The author makes a classic error: "at the present consumption rate".

When the Club of Rome study came out oil companies refuted it by stating that the world had "600 years of coal and oil left, at the present rate of consumption". Fifteen years later, in 1987, they claimed "200 years of coal and oil remain, at the present rate of consumption". In fifteen years the world lost 400 years of resources!! Now I see this author uses the same logic to support a claim of 150 years of oil remaining, with no mention of coal. An elementry physics and/or calculus problem I always assigned to my classes was, "Given these two (now three) estimates of fossil fuel longivity, when will the resource actually run out?" Some of the more ingenious students would consult records on total proven and economically recoverable oil and coal reserves and production for the whole world, not just the USA. And, they would compute a range of values based on both the total estimated resources available, and the possible annual rates of consumption. At the standard consumption rates of 7-8% the resources would last another 50 years, circa 2040 AD. If the rates rose to 13% then the resources would exhaust in 25-30 years, circa 2020 AD. Then I had them allow for 10X the known amount of reserves at 13% and they were stunned by the results: only an additional 13 years added to the lifetime of the resources! Then they understood full well the power of exponential growth or decline.

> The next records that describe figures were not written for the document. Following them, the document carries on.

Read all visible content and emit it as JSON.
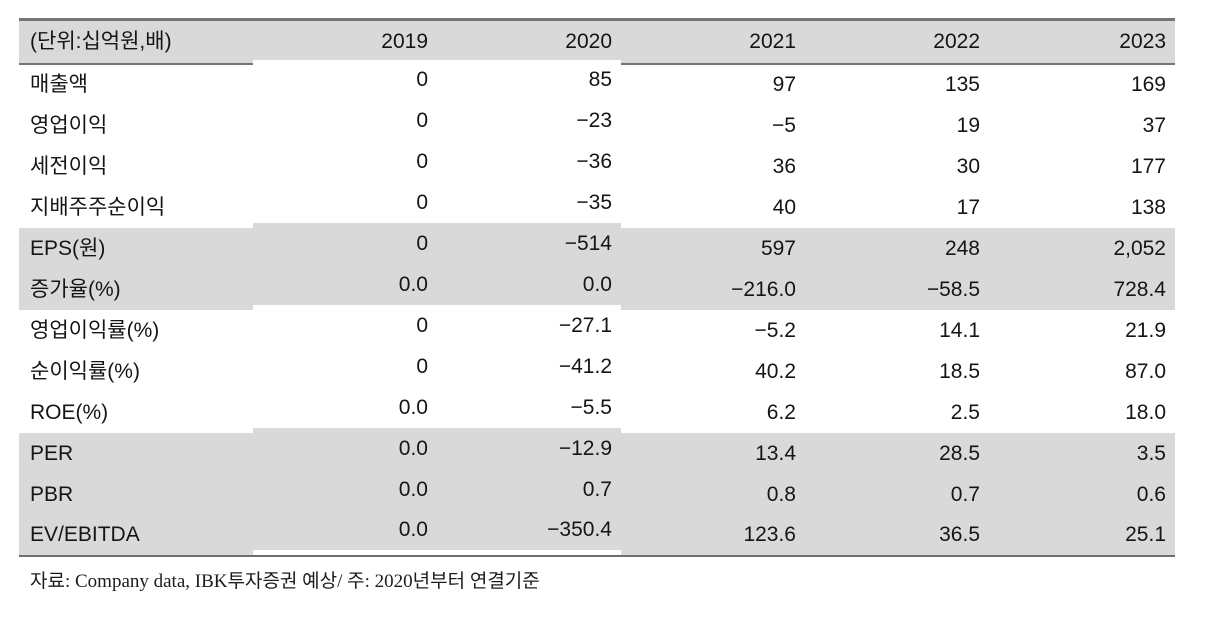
{
  "table": {
    "unit_header": "(단위:십억원,배)",
    "years": [
      "2019",
      "2020",
      "2021",
      "2022",
      "2023"
    ],
    "rows": [
      {
        "label": "매출액",
        "shaded": false,
        "values": [
          "0",
          "85",
          "97",
          "135",
          "169"
        ]
      },
      {
        "label": "영업이익",
        "shaded": false,
        "values": [
          "0",
          "−23",
          "−5",
          "19",
          "37"
        ]
      },
      {
        "label": "세전이익",
        "shaded": false,
        "values": [
          "0",
          "−36",
          "36",
          "30",
          "177"
        ]
      },
      {
        "label": "지배주주순이익",
        "shaded": false,
        "values": [
          "0",
          "−35",
          "40",
          "17",
          "138"
        ]
      },
      {
        "label": "EPS(원)",
        "shaded": true,
        "values": [
          "0",
          "−514",
          "597",
          "248",
          "2,052"
        ]
      },
      {
        "label": "증가율(%)",
        "shaded": true,
        "values": [
          "0.0",
          "0.0",
          "−216.0",
          "−58.5",
          "728.4"
        ]
      },
      {
        "label": "영업이익률(%)",
        "shaded": false,
        "values": [
          "0",
          "−27.1",
          "−5.2",
          "14.1",
          "21.9"
        ]
      },
      {
        "label": "순이익률(%)",
        "shaded": false,
        "values": [
          "0",
          "−41.2",
          "40.2",
          "18.5",
          "87.0"
        ]
      },
      {
        "label": "ROE(%)",
        "shaded": false,
        "values": [
          "0.0",
          "−5.5",
          "6.2",
          "2.5",
          "18.0"
        ]
      },
      {
        "label": "PER",
        "shaded": true,
        "values": [
          "0.0",
          "−12.9",
          "13.4",
          "28.5",
          "3.5"
        ]
      },
      {
        "label": "PBR",
        "shaded": true,
        "values": [
          "0.0",
          "0.7",
          "0.8",
          "0.7",
          "0.6"
        ]
      },
      {
        "label": "EV/EBITDA",
        "shaded": true,
        "values": [
          "0.0",
          "−350.4",
          "123.6",
          "36.5",
          "25.1"
        ]
      }
    ]
  },
  "footnote": "자료: Company data, IBK투자증권 예상/ 주: 2020년부터 연결기준",
  "colors": {
    "shaded_bg": "#d9d9d9",
    "border": "#757575",
    "text": "#151515"
  }
}
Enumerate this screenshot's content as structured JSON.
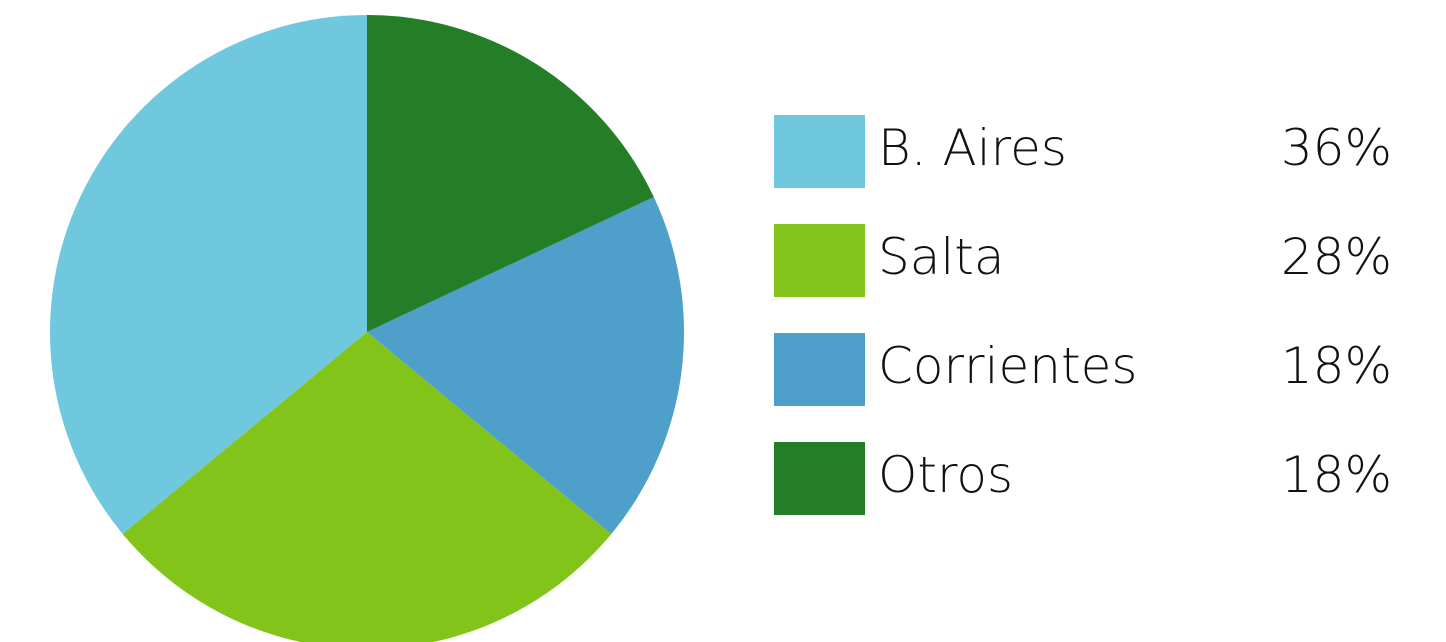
{
  "chart_data": {
    "type": "pie",
    "categories": [
      "B. Aires",
      "Salta",
      "Corrientes",
      "Otros"
    ],
    "values": [
      36,
      28,
      18,
      18
    ],
    "value_labels": [
      "36%",
      "28%",
      "18%",
      "18%"
    ],
    "colors": [
      "#6fc8de",
      "#82c41a",
      "#4e9fca",
      "#247e27"
    ]
  }
}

BTW, a 13% consumption rate is not out of line, if you expect the other 90% of the planet's occupants would like to achieve the same standard of living as the other 10%.
When you consider what the population is doing, it not out of the question.

"The best industry estimates reckon that the world began this year with 1,020 billion barrels of oil in "proved" reserves. At the current production rate of 23.6 billion barrels a year, these supplies would last only another 43 years -- if there were no growth in demand. " - James Srodes, Barrons, Oct 19, 1998
http://www.oilcrisis.com/hubbert

Here is a more modern version of the Club of Rome thing:
http://www.dieoff.org/synopsis.htm

What the synopsis fails to consider is the likely hood that another more abundant source of energy will be tapped... Solar energy. Enough to supply the needs of more people than currently populate the planet.

Which brings up another interesting fact: The most accurate population predictor for the planet since 1963, the year it was derived, has been a formula called the Doomsday Equation:

Pop at any year = 1.79X10^11 / (2026.87 - year)^0.99

Play with it and you will see why Friday, November 13th, 2026 is called Doomsday.
It has been rediculed, scorned,etc., when ever it is discussed, otherwise it is ignored. But, in the last 40 years it is the only predictor of world population that has been anywhere near accurate. The three numeric constants were obtained from the calculus derivation after plugging in all know population parameters in recorded history.

If this equation is anywhere near as accurate in the next 25 years as it has been in the last 40 years then we are in for one wild ride.